District benefits consultants told the Santa Rosa County School Board on Jan. 16 that the district’s health fund ended plan year 2024 with an estimated surplus of about $22 million and that actuarial attestation to state solvency requirements is underway.
Presenters from Marsh/MMA said the district’s per‑employee budgeted funding for health benefits is $14,877 per year while plan‑year projections through November showed a projected cost near $11,789 per employee per year; the industry benchmark cited in the presentation was about $17,586 per employee per year.
Staff and MMA speakers emphasized pharmacy as a major driver of future cost growth. The district’s pharmacy trend was shown at about 17.4% compared with a national pharmacy trend benchmark of roughly 13.4%, MMA staff said. Eric Nedelkoff of MMA’s Center of Excellence explained factors behind rising pharmacy spend: high‑cost specialty drugs, growth in therapies advanced by manufacturers, and new markets such as weight‑loss medications. He discussed drug categories that plans watch closely — biosimilars (for biologic drugs such as Humira and Stelara), insulin pricing changes, specialty gene and cell therapies with very large per‑patient costs, and benefits‑design approaches that can limit exposure.

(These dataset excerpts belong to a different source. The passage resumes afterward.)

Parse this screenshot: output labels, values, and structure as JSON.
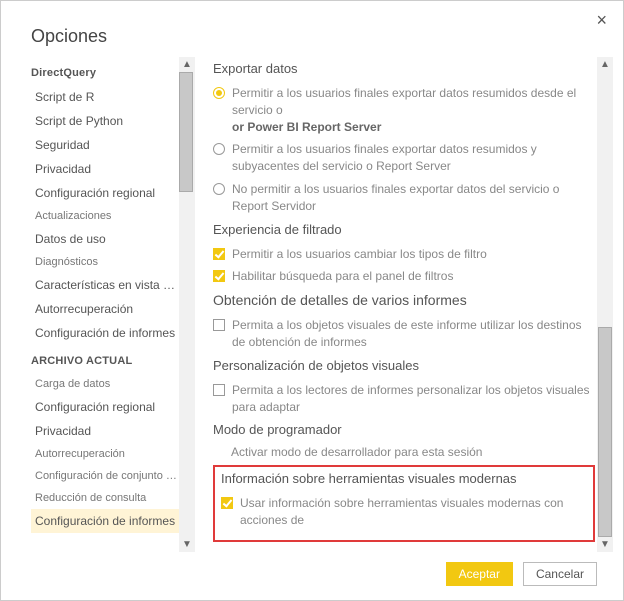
{
  "dialog": {
    "title": "Opciones",
    "close_label": "×"
  },
  "sidebar": {
    "group_global": "DirectQuery",
    "group_file": "ARCHIVO ACTUAL",
    "items_global": [
      {
        "label": "Script de R"
      },
      {
        "label": "Script de Python"
      },
      {
        "label": "Seguridad"
      },
      {
        "label": "Privacidad"
      },
      {
        "label": "Configuración regional"
      },
      {
        "label": "Actualizaciones",
        "small": true
      },
      {
        "label": "Datos de uso"
      },
      {
        "label": "Diagnósticos",
        "small": true
      },
      {
        "label": "Características en vista previa"
      },
      {
        "label": "Autorrecuperación"
      },
      {
        "label": "Configuración de informes"
      }
    ],
    "items_file": [
      {
        "label": "Carga de datos",
        "small": true
      },
      {
        "label": "Configuración regional"
      },
      {
        "label": "Privacidad"
      },
      {
        "label": "Autorrecuperación",
        "small": true
      },
      {
        "label": "Configuración de conjunto de datos publicada",
        "small": true
      },
      {
        "label": "Reducción de consulta",
        "small": true
      },
      {
        "label": "Configuración de informes",
        "active": true
      }
    ]
  },
  "content": {
    "export": {
      "title": "Exportar datos",
      "opt1_pre": "Permitir a los usuarios finales exportar datos resumidos desde el servicio o",
      "opt1_bold": "or Power BI Report Server",
      "opt2": "Permitir a los usuarios finales exportar datos resumidos y subyacentes del servicio o Report Server",
      "opt3": "No permitir a los usuarios finales exportar datos del servicio o Report Servidor"
    },
    "filter": {
      "title": "Experiencia de filtrado",
      "chk1": "Permitir a los usuarios cambiar los tipos de filtro",
      "chk2": "Habilitar búsqueda para el panel de filtros"
    },
    "crossreport": {
      "title": "Obtención de detalles de varios informes",
      "chk": "Permita a los objetos visuales de este informe utilizar los destinos de obtención de informes"
    },
    "personalize": {
      "title": "Personalización de objetos visuales",
      "chk": "Permita a los lectores de informes personalizar los objetos visuales para adaptar"
    },
    "devmode": {
      "title": "Modo de programador",
      "activate": "Activar modo de desarrollador para esta sesión"
    },
    "modern_tooltips": {
      "title": "Información sobre herramientas visuales modernas",
      "chk": "Usar información sobre herramientas visuales modernas con acciones de"
    }
  },
  "footer": {
    "ok": "Aceptar",
    "cancel": "Cancelar"
  }
}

MMA described its independent review services for pharmacy benefit contracts and said its analyses typically identify net cost savings when compared with alternatives. MMA representatives told the board they use actuarial, clinical and contractual review to recommend pharmacy‑management choices tailored to a plan’s utilization and member mix.
Board members asked questions about pharmacy spending trends and the timing of updated claims data; presenters said December data were not yet available at the time of the Jan. 16 meeting but would be incorporated into actuarial reports when received. No board action was required; the item was presented for information and planning.